谢令洲又把手表界面划拉回去,上面显示心率已经恢复到正常水平。
“已经没事了。”
面基一事过了好几天,毛毛都没逮到秦知觅。
之前秦知觅答应了得空会去日咖坐坐,但只有嘴里的回答去了,人是一次没见过。
气得她直踩回宿舍,撞上了刚刚回来的秦知觅,这才有机会问问当时的情况。
“当时你从后门走的你不知道,我站在大厅里听见你俩的事都传疯了。”
秦知觅淡定地回:“咱学校的人怎么那么容易疯啊?这又有什么好疯的?”
“你又不是不知道,你绯闻体质,”毛毛掰着手指头,“谢令洲呢,绝缘体质。”
秦知觅咬着橡皮筋扎头发,含糊地说:“他都绝缘了,又不导电,我就算是个皮卡丘也电不着他。”
头发刚扎好,毛毛伙同宿舍里另一位阿汪师姐把秦知觅两只手往上一提,她被迫像个犯人一样双手高举。阿汪师姐举着充电台灯从下往上照着她的下巴,眯着眼开口:
“听说你俩孤男寡女共处一室来着,都聊了些什么?老实交代!!”
秦知觅的睫毛在灯光下拉出长长的影子,划在额头上像个二维码。
她费劲地翻了个水獭白眼:“阿sir你想听什么?马上给你编。”
毛毛:“哎,我们就八卦一下,高岭之花耶,听说还没谈过恋爱,会不会直接被你拿下了?”
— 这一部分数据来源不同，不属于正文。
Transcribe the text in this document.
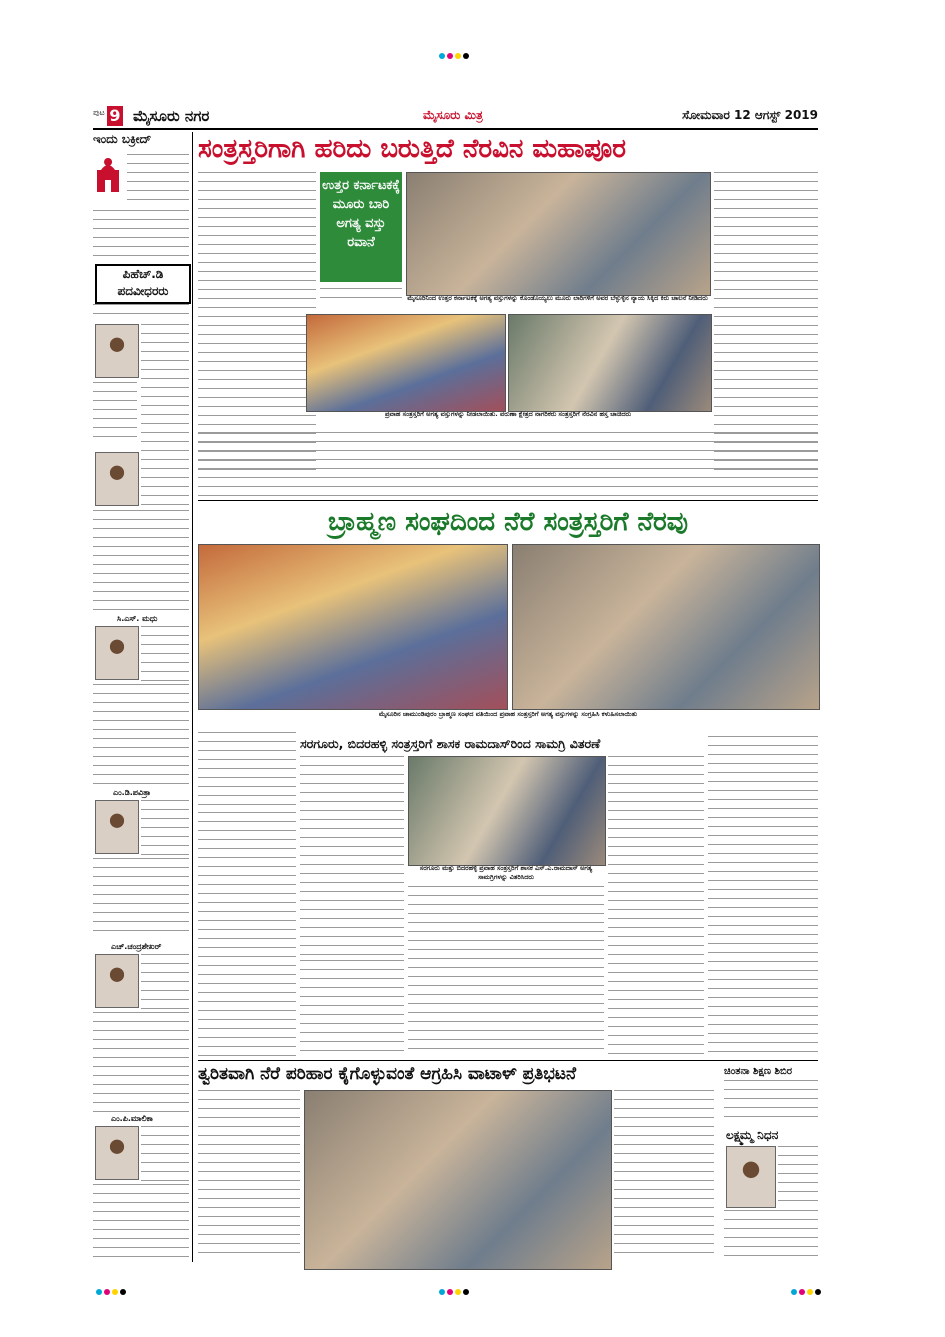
ಪುಟ 9 ಮೈಸೂರು ನಗರ	ಮೈಸೂರು ಮಿತ್ರ	ಸೋಮವಾರ 12 ಆಗಸ್ಟ್ 2019
ಇಂದು ಬಕ್ರೀದ್
ಪಿಹೆಚ್.ಡಿ ಪದವೀಧರರು
ಸಿ.ಎಸ್. ಮಧು
ಎಂ.ಡಿ.ಪವಿತ್ರಾ
ಎಚ್.ಚಂದ್ರಶೇಖರ್
ಎಂ.ಪಿ.ಮಾಲಿಕಾ
ಸಂತ್ರಸ್ತರಿಗಾಗಿ ಹರಿದು ಬರುತ್ತಿದೆ ನೆರವಿನ ಮಹಾಪೂರ
ಉತ್ತರ ಕರ್ನಾಟಕಕ್ಕೆ ಮೂರು ಬಾರಿ ಅಗತ್ಯ ವಸ್ತು ರವಾನೆ
ಮೈಸೂರಿನಿಂದ ಉತ್ತರ ಕರ್ನಾಟಕಕ್ಕೆ ಅಗತ್ಯ ವಸ್ತುಗಳನ್ನು ಕೊಂಡೊಯ್ಯಲು ಮೂರು ಲಾರಿಗಳಿಗೆ ಅವರ ಬೆಳ್ಳುಳ್ಳಿನ ನ್ಯಾಯ ಸಿಕ್ಕಿದ ಕಿರು ಚಾಲನೆ ನೀಡಿದರು
ಪ್ರವಾಹ ಸಂತ್ರಸ್ತರಿಗೆ ಅಗತ್ಯ ವಸ್ತುಗಳನ್ನು ನೀಡಲಾಯಿತು. ವರುಣಾ ಕ್ಷೇತ್ರದ ನಾಗರಿಕರು ಸಂತ್ರಸ್ತರಿಗೆ ನೆರವಿನ ಹಸ್ತ ಚಾಚಿದರು
ಬ್ರಾಹ್ಮಣ ಸಂಘದಿಂದ ನೆರೆ ಸಂತ್ರಸ್ತರಿಗೆ ನೆರವು
ಮೈಸೂರಿನ ಚಾಮುಂಡಿಪುರಂ ಬ್ರಾಹ್ಮಣ ಸಂಘದ ವತಿಯಿಂದ ಪ್ರವಾಹ ಸಂತ್ರಸ್ತರಿಗೆ ಅಗತ್ಯ ವಸ್ತುಗಳನ್ನು ಸಂಗ್ರಹಿಸಿ ಕಳುಹಿಸಲಾಯಿತು
ಸರಗೂರು, ಬಿದರಹಳ್ಳಿ ಸಂತ್ರಸ್ತರಿಗೆ ಶಾಸಕ ರಾಮದಾಸ್‌ರಿಂದ ಸಾಮಗ್ರಿ ವಿತರಣೆ
ಸರಗೂರು ಮತ್ತು ಬಿದರಹಳ್ಳಿ ಪ್ರವಾಹ ಸಂತ್ರಸ್ತರಿಗೆ ಶಾಸಕ ಎಸ್.ಎ.ರಾಮದಾಸ್ ಅಗತ್ಯ ಸಾಮಗ್ರಿಗಳನ್ನು ವಿತರಿಸಿದರು
ತ್ವರಿತವಾಗಿ ನೆರೆ ಪರಿಹಾರ ಕೈಗೊಳ್ಳುವಂತೆ ಆಗ್ರಹಿಸಿ ವಾಟಾಳ್ ಪ್ರತಿಭಟನೆ	ಚಿಂತನಾ ಶಿಕ್ಷಣ ಶಿಬಿರ
ಲಕ್ಷ್ಮಮ್ಮ ನಿಧನ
秦知觅顿了顿,想起了谢令洲一开口就想用金钱拿下照片的壮举。
呵,被她拿下还不如早点被警察拿下。
虽然谢令洲可能也是这么想的,毕竟动手动脚的人是她。
但也不妨碍他一边装纯一边问出散发恶意的问题。
还好她也不吃亏,当下立马反击,估计谢令洲长这么大还从来没有被骂过变态痴汉恋童癖。
是啊,谢令洲在外的风评好得像块不可撼动的碑,大家对他的印象一直都是“高冷,正直,克己复礼”。
跟自己完全相反。
谢令洲长得确实很正,也很直。
但这么正直的人,还会说出花钱买照片这种话吗?
那一瞬间秦知觅是真的怒了。
可是愤怒从何而来?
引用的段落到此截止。